Although accounts by leading researchers are unclear as to the nature and details of the contracts awarded and/or government directives to Hull and Sanderson over the years, it is clear that the final contract was awarded in 1675 and was written to last for seven years. Earlier, there were directives or “contracts” regarding the mint in 1660, 1662 and 1667.
It is very plausible that changes in design types stemmed from changes in government policy rather than decisions by Hull and Sanderson. Indeed, it is likely that the ‘Small Size’ (really smaller diameter) Pine Tree Shillings were struck between 1675 and 1682 or so. This time frame was suggested by Sydney Noe, who wrote multiple, detailed articles about Massachusetts Silver for ANS publications in the 20th century.
Did the last contract terminate production of threepence and sixpence coins? Evidently a contract or government directive in 1667 ended the twopence denomination. The details regarding the acquisition of a screw press may be fascinating.
At the August 2017 ANA Convention, Stack’s-Bowers auctioned a PCGS-graded VF-30 ‘Large Size’ Pine Tree Shilling for $3,760. The CAC sticker on this coin must have been placed before 2015, as CAC ceased accepting submissions of colonial coins in December 2014.

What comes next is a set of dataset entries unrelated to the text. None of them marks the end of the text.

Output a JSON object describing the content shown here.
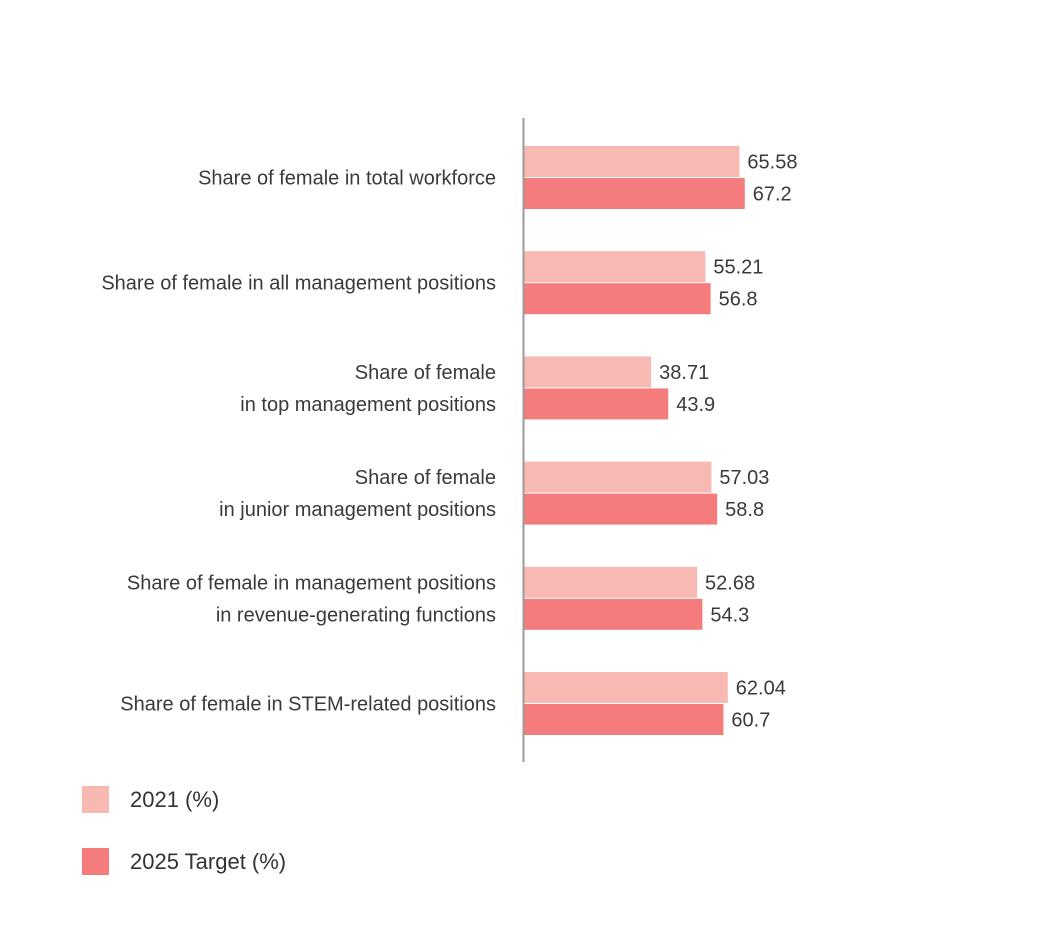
{
  "chart_data": {
    "type": "bar",
    "orientation": "horizontal",
    "categories": [
      [
        "Share of female in total workforce"
      ],
      [
        "Share of female in all management positions"
      ],
      [
        "Share of female",
        "in top management positions"
      ],
      [
        "Share of female",
        "in junior management positions"
      ],
      [
        "Share of female in management positions",
        "in revenue-generating functions"
      ],
      [
        "Share of female in STEM-related positions"
      ]
    ],
    "series": [
      {
        "name": "2021 (%)",
        "values": [
          65.58,
          55.21,
          38.71,
          57.03,
          52.68,
          62.04
        ],
        "labels": [
          "65.58",
          "55.21",
          "38.71",
          "57.03",
          "52.68",
          "62.04"
        ],
        "color": "#f8b9b3"
      },
      {
        "name": "2025 Target (%)",
        "values": [
          67.2,
          56.8,
          43.9,
          58.8,
          54.3,
          60.7
        ],
        "labels": [
          "67.2",
          "56.8",
          "43.9",
          "58.8",
          "54.3",
          "60.7"
        ],
        "color": "#f47c7c"
      }
    ],
    "xlim": [
      0,
      100
    ],
    "grid": false,
    "legend_position": "bottom-left",
    "title": "",
    "xlabel": "",
    "ylabel": ""
  }
}
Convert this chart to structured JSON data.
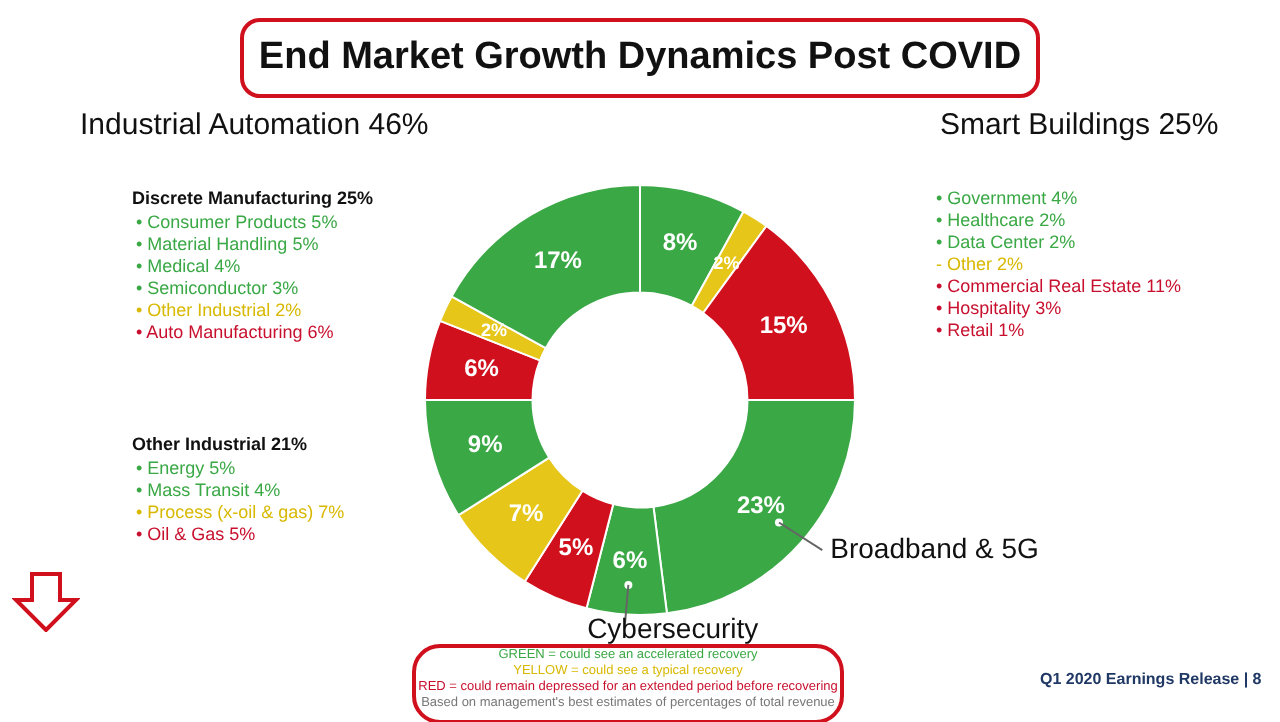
{
  "chart_data": {
    "type": "donut",
    "title": "End Market Growth Dynamics Post COVID",
    "categories": [
      null,
      null,
      null,
      "Broadband & 5G",
      "Cybersecurity",
      null,
      null,
      null,
      null,
      null,
      null
    ],
    "values": [
      8,
      2,
      15,
      23,
      6,
      5,
      7,
      9,
      6,
      2,
      17
    ],
    "value_labels": [
      "8%",
      "2%",
      "15%",
      "23%",
      "6%",
      "5%",
      "7%",
      "9%",
      "6%",
      "2%",
      "17%"
    ],
    "colors": [
      "#3aa845",
      "#e6c619",
      "#d0101c",
      "#3aa845",
      "#3aa845",
      "#d0101c",
      "#e6c619",
      "#3aa845",
      "#d0101c",
      "#e6c619",
      "#3aa845"
    ],
    "annotations": [
      "Industrial Automation 46%",
      "Discrete Manufacturing  25%",
      "• Consumer Products 5%",
      "• Material Handling 5%",
      "• Medical 4%",
      "• Semiconductor 3%",
      "• Other Industrial 2%",
      "• Auto Manufacturing 6%",
      "Other Industrial 21%",
      "• Energy 5%",
      "• Mass Transit 4%",
      "• Process (x-oil & gas) 7%",
      "• Oil & Gas 5%",
      "Smart Buildings  25%",
      "• Government 4%",
      "• Healthcare 2%",
      "• Data Center 2%",
      "- Other 2%",
      "• Commercial Real Estate 11%",
      "• Hospitality 3%",
      "• Retail 1%",
      "GREEN = could see an accelerated recovery",
      "YELLOW = could see a typical recovery",
      "RED = could remain depressed for an extended period before recovering",
      "Based on management's best estimates of percentages of total revenue",
      "Q1 2020 Earnings Release |   8"
    ]
  }
}
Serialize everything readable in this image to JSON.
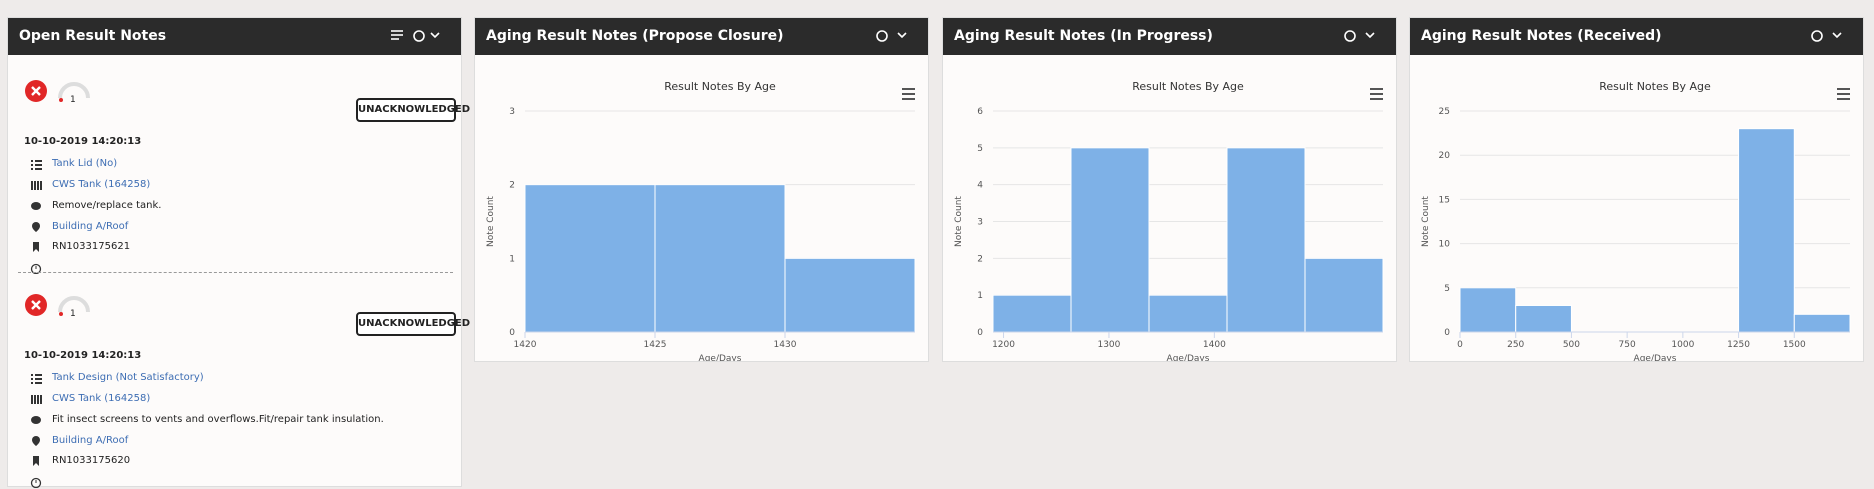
{
  "panels": [
    "Open Result Notes",
    "Aging Result Notes (Propose Closure)",
    "Aging Result Notes (In Progress)",
    "Aging Result Notes (Received)"
  ],
  "notes": [
    {
      "gauge": "1",
      "status": "UNACKNOWLEDGED",
      "date": "10-10-2019 14:20:13",
      "item": "Tank Lid (No)",
      "asset": "CWS Tank (164258)",
      "comment": "Remove/replace tank.",
      "location": "Building A/Roof",
      "id": "RN1033175621"
    },
    {
      "gauge": "1",
      "status": "UNACKNOWLEDGED",
      "date": "10-10-2019 14:20:13",
      "item": "Tank Design (Not Satisfactory)",
      "asset": "CWS Tank (164258)",
      "comment": "Fit insect screens to vents and overflows.Fit/repair tank insulation.",
      "location": "Building A/Roof",
      "id": "RN1033175620"
    }
  ],
  "chart_data": [
    {
      "type": "histogram",
      "title": "Result Notes By Age",
      "xlabel": "Age/Days",
      "ylabel": "Note Count",
      "color": "#7eb1e7",
      "bins": [
        1420,
        1425,
        1430,
        1435
      ],
      "counts": [
        2,
        2,
        1
      ],
      "xlim": [
        1420,
        1435
      ],
      "xticks": [
        1420,
        1425,
        1430
      ],
      "ylim": [
        0,
        3
      ],
      "yticks": [
        0,
        1,
        2,
        3
      ],
      "grid": true
    },
    {
      "type": "histogram",
      "title": "Result Notes By Age",
      "xlabel": "Age/Days",
      "ylabel": "Note Count",
      "color": "#7eb1e7",
      "bins": [
        1190,
        1264,
        1338,
        1412,
        1486,
        1560
      ],
      "counts": [
        1,
        5,
        1,
        5,
        2
      ],
      "xlim": [
        1190,
        1560
      ],
      "xticks": [
        1200,
        1300,
        1400
      ],
      "ylim": [
        0,
        6
      ],
      "yticks": [
        0,
        1,
        2,
        3,
        4,
        5,
        6
      ],
      "grid": true
    },
    {
      "type": "histogram",
      "title": "Result Notes By Age",
      "xlabel": "Age/Days",
      "ylabel": "Note Count",
      "color": "#7eb1e7",
      "bins": [
        0,
        250,
        500,
        750,
        1000,
        1250,
        1500,
        1750
      ],
      "counts": [
        5,
        3,
        0,
        0,
        0,
        23,
        2
      ],
      "xlim": [
        0,
        1750
      ],
      "xticks": [
        0,
        250,
        500,
        750,
        1000,
        1250,
        1500
      ],
      "ylim": [
        0,
        25
      ],
      "yticks": [
        0,
        5,
        10,
        15,
        20,
        25
      ],
      "grid": true
    }
  ]
}
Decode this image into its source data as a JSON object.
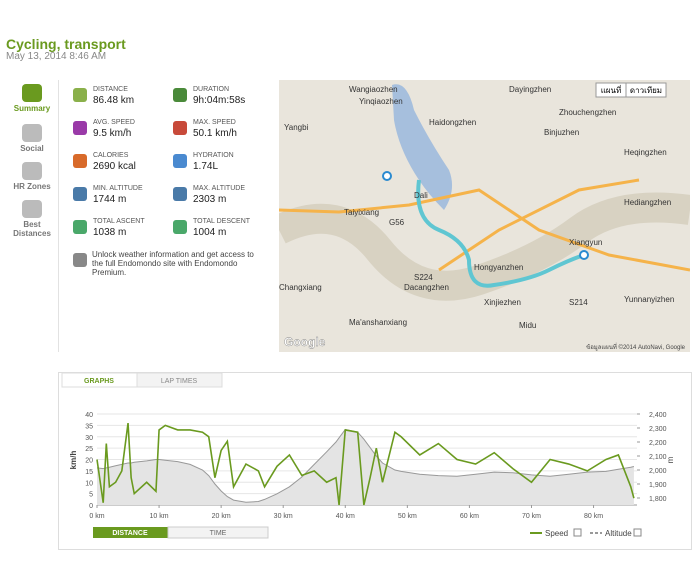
{
  "header": {
    "title": "Cycling, transport",
    "date": "May 13, 2014 8:46 AM"
  },
  "sidebar": [
    "Summary",
    "Social",
    "HR Zones",
    "Best Distances"
  ],
  "stats": [
    {
      "label": "DISTANCE",
      "value": "86.48 km"
    },
    {
      "label": "DURATION",
      "value": "9h:04m:58s"
    },
    {
      "label": "AVG. SPEED",
      "value": "9.5 km/h"
    },
    {
      "label": "MAX. SPEED",
      "value": "50.1 km/h"
    },
    {
      "label": "CALORIES",
      "value": "2690 kcal"
    },
    {
      "label": "HYDRATION",
      "value": "1.74L"
    },
    {
      "label": "MIN. ALTITUDE",
      "value": "1744 m"
    },
    {
      "label": "MAX. ALTITUDE",
      "value": "2303 m"
    },
    {
      "label": "TOTAL ASCENT",
      "value": "1038 m"
    },
    {
      "label": "TOTAL DESCENT",
      "value": "1004 m"
    }
  ],
  "premium": "Unlock weather information and get access to the full Endomondo site with Endomondo Premium.",
  "map": {
    "buttons": [
      "แผนที่",
      "ดาวเทียม"
    ],
    "labels": [
      "Wangiaozhen",
      "Yinqiaozhen",
      "Haidongzhen",
      "Dayingzhen",
      "Zhouchengzhen",
      "Binjuzhen",
      "Heqingzhen",
      "Yangbi",
      "Taiyixiang",
      "Dali",
      "Dacangzhen",
      "Hongyanzhen",
      "Xinjiezhen",
      "Xiangyun",
      "Midu",
      "Hediangzhen",
      "Yunnanyizhen",
      "Changxiang",
      "Ma'anshanxiang",
      "G56",
      "S214",
      "S224"
    ],
    "logo": "Google",
    "attribution": "ข้อมูลแผนที่ ©2014 AutoNavi, Google"
  },
  "tabs": [
    "GRAPHS",
    "LAP TIMES"
  ],
  "chart_data": {
    "type": "line",
    "y_label": "km/h",
    "y2_label": "m",
    "x": [
      0,
      1,
      1.5,
      2,
      3,
      4,
      5,
      5.5,
      6,
      8,
      9.5,
      10,
      11,
      13,
      15,
      17,
      18,
      19,
      20,
      21,
      22,
      24,
      26,
      27,
      29,
      31,
      33,
      35,
      37,
      38.5,
      39,
      40,
      42,
      43,
      44,
      45,
      46,
      48,
      49,
      52,
      55,
      58,
      61,
      64,
      67,
      70,
      73,
      76,
      79,
      82,
      84,
      86,
      86.5
    ],
    "series": [
      {
        "name": "Speed",
        "color": "#6a9a1f",
        "values": [
          20,
          1,
          27,
          8,
          10,
          15,
          36,
          12,
          5,
          10,
          6,
          33,
          35,
          33,
          33,
          32,
          30,
          12,
          24,
          28,
          8,
          18,
          15,
          8,
          17,
          22,
          13,
          15,
          10,
          12,
          0,
          33,
          32,
          0,
          12,
          25,
          10,
          32,
          30,
          22,
          27,
          20,
          18,
          23,
          16,
          10,
          20,
          18,
          15,
          20,
          22,
          8,
          3
        ]
      },
      {
        "name": "Altitude",
        "color": "#999999",
        "axis": "y2",
        "values": [
          2015,
          2010,
          2015,
          2020,
          2030,
          2040,
          2050,
          2050,
          2055,
          2065,
          2075,
          2075,
          2070,
          2060,
          2040,
          2000,
          1960,
          1900,
          1850,
          1810,
          1785,
          1770,
          1775,
          1790,
          1830,
          1880,
          1950,
          2040,
          2130,
          2200,
          2230,
          2290,
          2270,
          2220,
          2160,
          2100,
          2050,
          2000,
          1990,
          1970,
          1960,
          1955,
          1970,
          1985,
          1980,
          1965,
          1955,
          1970,
          1985,
          1990,
          2005,
          2020,
          2025
        ]
      }
    ],
    "xlim": [
      0,
      87
    ],
    "xticks": [
      {
        "value": 0,
        "label": "0 km"
      },
      {
        "value": 10,
        "label": "10 km"
      },
      {
        "value": 20,
        "label": "20 km"
      },
      {
        "value": 30,
        "label": "30 km"
      },
      {
        "value": 40,
        "label": "40 km"
      },
      {
        "value": 50,
        "label": "50 km"
      },
      {
        "value": 60,
        "label": "60 km"
      },
      {
        "value": 70,
        "label": "70 km"
      },
      {
        "value": 80,
        "label": "80 km"
      }
    ],
    "ylim": [
      0,
      40
    ],
    "yticks": [
      0,
      5,
      10,
      15,
      20,
      25,
      30,
      35,
      40
    ],
    "y2lim": [
      1750,
      2400
    ],
    "y2ticks": [
      {
        "value": 1800,
        "label": "1,800"
      },
      {
        "value": 1900,
        "label": "1,900"
      },
      {
        "value": 2000,
        "label": "2,000"
      },
      {
        "value": 2100,
        "label": "2,100"
      },
      {
        "value": 2200,
        "label": "2,200"
      },
      {
        "value": 2300,
        "label": "2,300"
      },
      {
        "value": 2400,
        "label": "2,400"
      }
    ],
    "grid": true
  },
  "view_toggle": [
    "DISTANCE",
    "TIME"
  ]
}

In March 2017, Stack’s-Bowers auctioned a PCGS-graded VF-25 ‘Small Size’ Pine Tree for the same amount, $3,760. More so than with 20th-century coins, there are many variables that may affect the market value of a Massachusetts Silver coin. Planchet and striking quality vary widely, as does toning and surface quality. The nature and extent of past cleanings are relevant. Some coins have almost zero contact marks, while others of the same type are full of scratches. Still others have been repaired or surgically modified. The nature and extent of mint-caused imperfections vary widely, too.
Some collectors, albeit a small number, build sets by variety and die state. Several varieties are so rare that just two to eight are known. The auction and Internet-sale prices cited here are represent relatively low costs for Massachusetts Silver coins. Rare varieties, rare types, extremely well struck coins and/or uncirculated coins all may cost substantially more than prices cited in this discussion.
In regard to Oak Tree and Pine Tree types, it is practical for collectors to seek to buy pleasing, Very Fine grade Massachusetts Silver coins, with attractive natural toning, for prices ranging from $3,000 to $8,000 each. ‘NE’ and Willow Tree types are dramatically more expensive. A type set, however, of just Pine Tree types may be really neat and fun to build.
It is exciting to collect Massachusetts coins made during the late 17th century. The roots of the U.S. were then very small and growing in an amazing manner.